I laughed, “I’m fine
 I remember his father’s name
 Uh, uh, Oraino, she talked about him a few times.”

“Oranio.” He corrected, “He was a boy when we escaped Argus but he started coming into his own when we were in Draenor and led a group from Shadowmoon Valley all the way to Tempest Keep.”

I tried to remember the layout of Outland, “That’s quite a journey.”

He nodded, “The hardest part was trying to find food, which he was good at, but we fell out of touch when he came to Azeroth. Perfectia went to the wall of the dead when she repelled the Legion’s invasion just to look for his name.”

“Why didn’t you tell her about her son then.”

He looked at me angrily, “You know why
 I thought helping her would have prevented the fate I saw. You have to understand I always thought my son would have been fighting against the Legion, I would be reunited, and then he would die, and she would make some kind of self righteous eye for an eye speech.” He started laughing, “But it wasn’t a speech, it was a stupid joke, because as far as she was concerned I had aborted her son, but I didn’t.”

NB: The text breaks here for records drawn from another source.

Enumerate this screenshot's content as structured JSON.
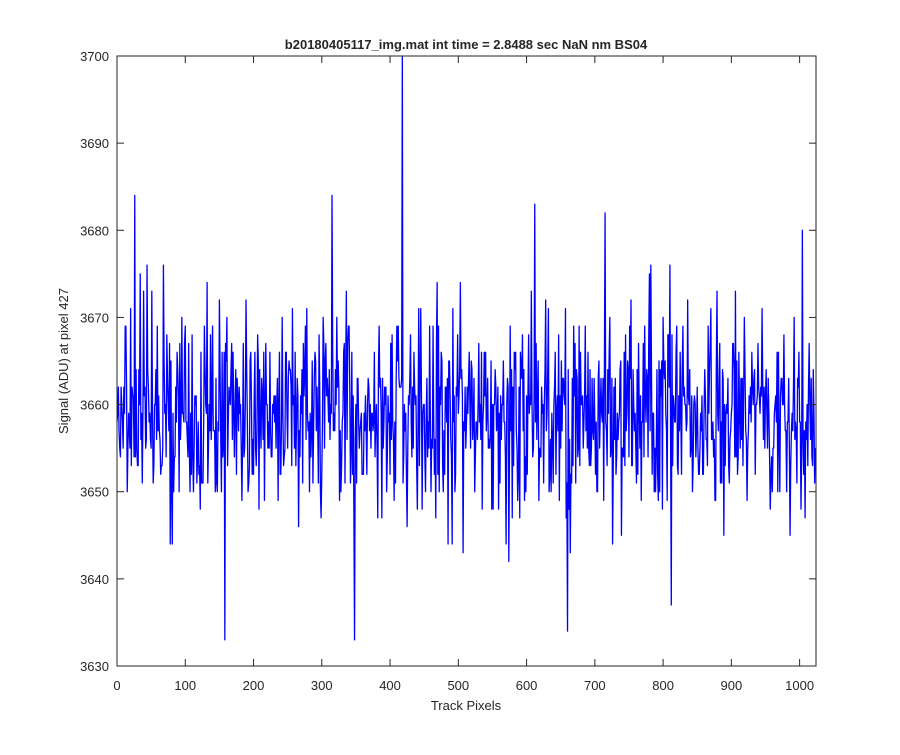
{
  "chart_data": {
    "type": "line",
    "title": "b20180405117_img.mat int time = 2.8488 sec  NaN nm BS04",
    "xlabel": "Track Pixels",
    "ylabel": "Signal (ADU) at pixel 427",
    "xlim": [
      0,
      1024
    ],
    "ylim": [
      3630,
      3700
    ],
    "xticks": [
      0,
      100,
      200,
      300,
      400,
      500,
      600,
      700,
      800,
      900,
      1000
    ],
    "yticks": [
      3630,
      3640,
      3650,
      3660,
      3670,
      3680,
      3690,
      3700
    ],
    "grid": false,
    "line_color": "#0000ff",
    "series": [
      {
        "n_points": 1024,
        "mean": 3659,
        "std_approx": 6,
        "notable_points": [
          {
            "x": 26,
            "y": 3684
          },
          {
            "x": 158,
            "y": 3633
          },
          {
            "x": 315,
            "y": 3684
          },
          {
            "x": 348,
            "y": 3633
          },
          {
            "x": 418,
            "y": 3700
          },
          {
            "x": 612,
            "y": 3683
          },
          {
            "x": 660,
            "y": 3634
          },
          {
            "x": 812,
            "y": 3637
          },
          {
            "x": 1004,
            "y": 3680
          }
        ]
      }
    ]
  }
}
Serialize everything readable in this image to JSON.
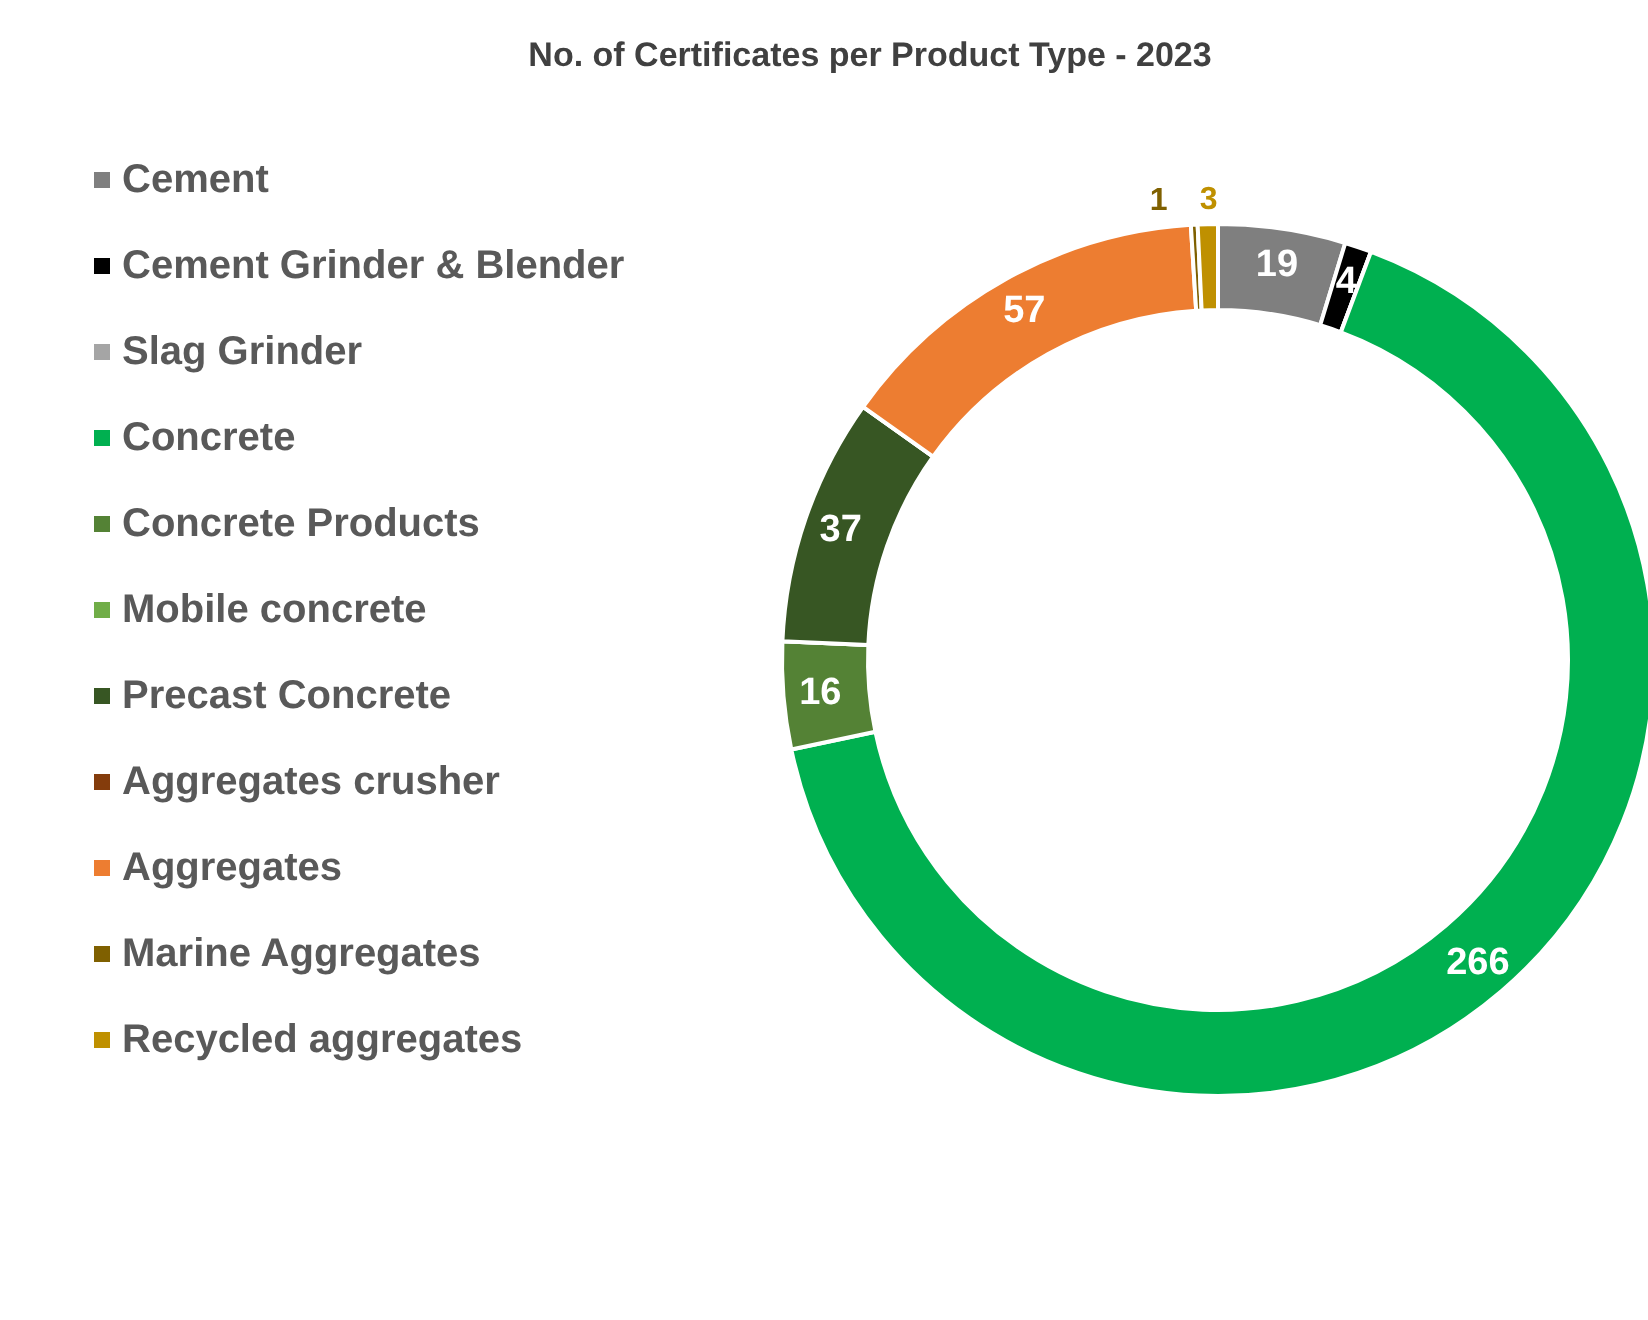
{
  "chart_data": {
    "type": "donut",
    "title": "No. of Certificates per Product Type - 2023",
    "categories": [
      "Cement",
      "Cement Grinder & Blender",
      "Slag Grinder",
      "Concrete",
      "Concrete Products",
      "Mobile concrete",
      "Precast Concrete",
      "Aggregates crusher",
      "Aggregates",
      "Marine Aggregates",
      "Recycled aggregates"
    ],
    "values": [
      19,
      4,
      0,
      266,
      16,
      0,
      37,
      0,
      57,
      1,
      3
    ],
    "value_labels": [
      "19",
      "4",
      null,
      "266",
      "16",
      null,
      "37",
      null,
      "57",
      "1",
      "3"
    ],
    "colors": [
      "#7f7f7f",
      "#000000",
      "#a5a5a5",
      "#00b050",
      "#548235",
      "#70ad47",
      "#375623",
      "#843c0c",
      "#ed7d31",
      "#7f6000",
      "#bf9000"
    ],
    "legend": "left"
  }
}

“You still took him away, you told her he was dead, she still lost a son by your hand so maybe you got what you deserved.” I shook my head, “Where is he?”

He laughed slightly, “I’m not going to tell you. I was planning on reuniting them but do you think any adventurer, Horde or Alliance, has the means to raise a family? Children’s Week is almost a literal roulette game of death for those kids. How long do you think a lifespan of a child would be living like that?”

“This is coming from a man that abandoned his only son while his planet was being invaded? Did you even check the crib before you ran to your space ship?”

Velen’s eyes went wide with rage and he threw another punch at my face but I saw it coming this time and was able to counter and landed a clean blow to his chin while he was coming in. He fell backwards on his rear, “Get out of my city boy.” He ordered.